Da série Eu Não Volto Pro Brasil
Aos 28 anos, um rapaz pacato que sonhava ser criador de cavalos, trabalhava num bar e gostava de brincar com os sobrinhos. Um dia, pedalando uma bicicleta, cruzou com uma blitz da PM. Perdeu a vida.
Eu já cansei de dizer isso. No Brasil eu via a polícia e ficava preocupado. “Ihhh… será que vão me parar?” Isso é simplesmente absurdo.
Outro dia ainda estávamos conversando sobre outro absurdo brasileiro: os flanelinhas. Eu queria saber quando algum governante vai fazer alguma coisa contra esses caras que estão, no mínimo, estorquindo dinheiro do povo. O pior é que os ladrões de flanela já têm até sindicato! Mais uma vez todo mundo acha normal e ainda concorda quando eles dizem “Só estou fazendo o meu trabalho.”
o pior de
tudo é esse pensamento brazuca de “deixem os caras ‘trabalhar’, seu
mala!”.
é foda…. é como aqui em bhz city o lance dos perueiros. primeiro
eles começam infringindo a lei e prejudicando a cidade, depois se “organizam”
e começam a reivindicar. mesma história dos camelôs e etc. acho isso um absurdo.

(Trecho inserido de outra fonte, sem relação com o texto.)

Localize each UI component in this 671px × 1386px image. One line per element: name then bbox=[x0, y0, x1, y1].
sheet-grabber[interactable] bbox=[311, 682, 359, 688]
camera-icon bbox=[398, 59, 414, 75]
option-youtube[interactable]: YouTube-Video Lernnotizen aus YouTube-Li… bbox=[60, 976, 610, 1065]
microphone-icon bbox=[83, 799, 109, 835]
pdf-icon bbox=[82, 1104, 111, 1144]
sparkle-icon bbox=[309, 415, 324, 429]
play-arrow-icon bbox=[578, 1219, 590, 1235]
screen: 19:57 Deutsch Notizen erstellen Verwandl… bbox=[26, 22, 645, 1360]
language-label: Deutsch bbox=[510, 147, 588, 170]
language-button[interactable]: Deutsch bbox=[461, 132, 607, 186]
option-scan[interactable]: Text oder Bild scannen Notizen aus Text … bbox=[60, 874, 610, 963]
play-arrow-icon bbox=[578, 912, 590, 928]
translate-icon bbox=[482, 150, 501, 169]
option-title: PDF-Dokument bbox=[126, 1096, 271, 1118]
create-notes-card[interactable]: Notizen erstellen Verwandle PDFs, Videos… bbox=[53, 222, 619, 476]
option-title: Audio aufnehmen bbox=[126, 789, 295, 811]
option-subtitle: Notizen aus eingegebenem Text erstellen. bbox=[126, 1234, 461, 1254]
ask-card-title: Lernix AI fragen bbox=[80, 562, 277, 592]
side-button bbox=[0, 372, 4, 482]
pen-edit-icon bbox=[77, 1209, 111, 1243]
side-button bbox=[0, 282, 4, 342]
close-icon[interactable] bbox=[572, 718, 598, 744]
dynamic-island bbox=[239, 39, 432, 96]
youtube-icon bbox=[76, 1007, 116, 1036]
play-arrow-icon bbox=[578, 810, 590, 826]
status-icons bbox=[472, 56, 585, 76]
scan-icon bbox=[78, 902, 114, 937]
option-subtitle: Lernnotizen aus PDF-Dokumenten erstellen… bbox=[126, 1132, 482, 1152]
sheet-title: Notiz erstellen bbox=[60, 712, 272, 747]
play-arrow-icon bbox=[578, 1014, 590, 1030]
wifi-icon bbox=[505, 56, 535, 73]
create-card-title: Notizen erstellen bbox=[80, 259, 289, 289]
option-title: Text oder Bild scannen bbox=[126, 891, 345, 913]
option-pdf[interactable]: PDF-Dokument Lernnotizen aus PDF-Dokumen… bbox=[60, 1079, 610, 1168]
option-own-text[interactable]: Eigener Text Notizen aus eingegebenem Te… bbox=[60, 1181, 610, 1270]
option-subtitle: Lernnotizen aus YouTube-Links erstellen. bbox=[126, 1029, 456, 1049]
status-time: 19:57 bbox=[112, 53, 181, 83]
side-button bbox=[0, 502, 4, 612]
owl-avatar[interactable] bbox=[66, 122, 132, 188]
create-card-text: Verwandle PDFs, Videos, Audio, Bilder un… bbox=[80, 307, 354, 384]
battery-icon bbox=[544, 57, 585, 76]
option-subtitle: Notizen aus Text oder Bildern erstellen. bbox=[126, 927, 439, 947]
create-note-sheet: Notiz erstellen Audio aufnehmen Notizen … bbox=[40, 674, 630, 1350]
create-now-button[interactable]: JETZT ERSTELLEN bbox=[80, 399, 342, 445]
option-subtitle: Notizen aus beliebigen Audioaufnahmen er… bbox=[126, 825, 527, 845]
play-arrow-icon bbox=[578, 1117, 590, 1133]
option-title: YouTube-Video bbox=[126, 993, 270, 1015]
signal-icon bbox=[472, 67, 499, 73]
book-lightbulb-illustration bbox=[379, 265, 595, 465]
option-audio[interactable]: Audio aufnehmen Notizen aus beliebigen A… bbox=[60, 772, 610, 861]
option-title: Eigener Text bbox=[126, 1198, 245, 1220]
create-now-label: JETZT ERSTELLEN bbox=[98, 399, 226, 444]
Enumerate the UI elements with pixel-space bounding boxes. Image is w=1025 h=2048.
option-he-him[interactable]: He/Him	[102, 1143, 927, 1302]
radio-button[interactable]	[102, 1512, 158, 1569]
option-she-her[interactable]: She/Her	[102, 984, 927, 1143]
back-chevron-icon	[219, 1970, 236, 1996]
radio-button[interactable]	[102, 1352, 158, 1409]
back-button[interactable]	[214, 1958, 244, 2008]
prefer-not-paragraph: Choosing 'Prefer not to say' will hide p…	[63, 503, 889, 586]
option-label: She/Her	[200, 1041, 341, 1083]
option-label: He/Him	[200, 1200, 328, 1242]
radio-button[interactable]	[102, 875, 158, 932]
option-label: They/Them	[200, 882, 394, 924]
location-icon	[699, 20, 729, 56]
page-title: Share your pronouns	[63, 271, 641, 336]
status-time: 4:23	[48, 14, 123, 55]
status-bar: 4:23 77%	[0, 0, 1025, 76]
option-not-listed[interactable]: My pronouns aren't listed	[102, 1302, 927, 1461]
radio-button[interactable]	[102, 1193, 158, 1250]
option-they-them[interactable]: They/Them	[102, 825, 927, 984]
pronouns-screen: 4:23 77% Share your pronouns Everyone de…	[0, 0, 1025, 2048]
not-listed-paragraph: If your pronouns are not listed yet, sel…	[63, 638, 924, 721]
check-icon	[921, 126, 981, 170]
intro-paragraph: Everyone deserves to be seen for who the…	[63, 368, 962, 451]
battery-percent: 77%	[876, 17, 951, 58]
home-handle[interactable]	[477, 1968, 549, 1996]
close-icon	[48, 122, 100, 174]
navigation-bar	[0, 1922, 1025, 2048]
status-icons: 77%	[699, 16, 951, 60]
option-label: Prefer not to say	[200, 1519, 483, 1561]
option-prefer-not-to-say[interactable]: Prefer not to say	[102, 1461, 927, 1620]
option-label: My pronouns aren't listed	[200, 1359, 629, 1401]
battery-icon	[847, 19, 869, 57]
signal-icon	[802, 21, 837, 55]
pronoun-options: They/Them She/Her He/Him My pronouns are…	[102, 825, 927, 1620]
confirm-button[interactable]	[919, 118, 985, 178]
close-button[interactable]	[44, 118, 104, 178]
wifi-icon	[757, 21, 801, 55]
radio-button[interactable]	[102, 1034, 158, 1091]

e a desculpa que dão é que existe um grande problema de falta de oportunidade no
país, que faz com que pessoas corram para soluções como estas. é foda… se você
vir algo do tipo: job opportunities aí, dê um toque. eu quero ir…
O
buraco dos perueiros é mais embaixo. É fácil de achar, mas é mais embaixo. Dá o
dedinho aqui…
Quando os perueiros começaram os governantes,
pressionados pelas empresas de ônibus, pararam e gritaram: “VOCÊS SÃO
ILEGAIS!”
Aí a tal falta de oportunidades, que existe afinal de contas,
falou mais alto e eles continuaram operando. Naquela época eu apoiava, já que
era uma boa alternativa aos ônibus.
O tempo foi passando e ser perueiro
deixou de ser uma alternativa de quem tinha perdido o emprego e investido a
recisão numa van e passou a ser um negócio bem rentável. Aí o caldo entornou.
“Empresários” do submundo tomaram conta e os motoristas começaram a usar o
famoso “estou fazendo o meu trabalho” como justificativa para barbaridades no
trânsito e outras mais. Hoje não dá para ser perueiro sem se “sindicalizar”
(ou seja, pagar uma parte do lucro para alguém), assim como não dá para ser
camelô sem ser da panelinha.
E tudo começou lá atrás, quando o governo ao
invés de agir – legalizando e regulamentando – preferiu fingir que não era com
ele.
acho que
sou radical demais, mas não creio que regularizar (mesmo no início) seja a
saída….
comparo esses fêdêpês a qualquer outra catiguria de criminoso. por
mais “beneficios” que eles tragam, a atividade continua sendo ilegal. é a
mesma coisa de querer fazer “vista grossa” com as ‘radios comunitárias’ que
vendem publicidade e triplicam sua capacidade de alcance. acho um absurdo. antes
de pensar em regularizar uma atividade exercida por gente que não tem a minima
capacidade e/ou habilidade para transportar vidas, deve-se quebrar o pau com
quem está legalmente transportando passageiros e fazer a coisa funcionar. aí,
até gerar empregos é possível.
Mas se você legaliza tem direito de cobrar, de
fiscalizar (tá… sonha Cristiano…). Você cria empresas e gera concorrência
para as empresas de ônibus tomarem vergonha. Onde eu morava mesmo, as duas
empresas de busão que monopolizavam a área se coçaram rapidinho para oferecer,
entre outras coisas, ônibus expressos com ar-condicionado. Mas hoje elas
preferem gastar o dinheiro na pressão com o governo. Afinal de conta seus
concorrentes são ilegais.
Outra coisa que tem que acabar é essa de linha
de ônibus ser concessão, que nem rádio e TV. Você cadastra empresas e quem
quiser faz a linha que quiser, ora bolas. Mas aí acaba a mamata, né?
Além
de tudo a gente saiu totalmente do assunto original que era a POLÍCIA. Polícia
pára quem precisa. (finalmente vi uma utilidade pra esse acento
diferencial!!!)
Mas e ai, Cris? Voce vai voltar pro
Brasil ou nao; vai pro Canada ou nao; vai ficar ai ou nao? Estou xeretando!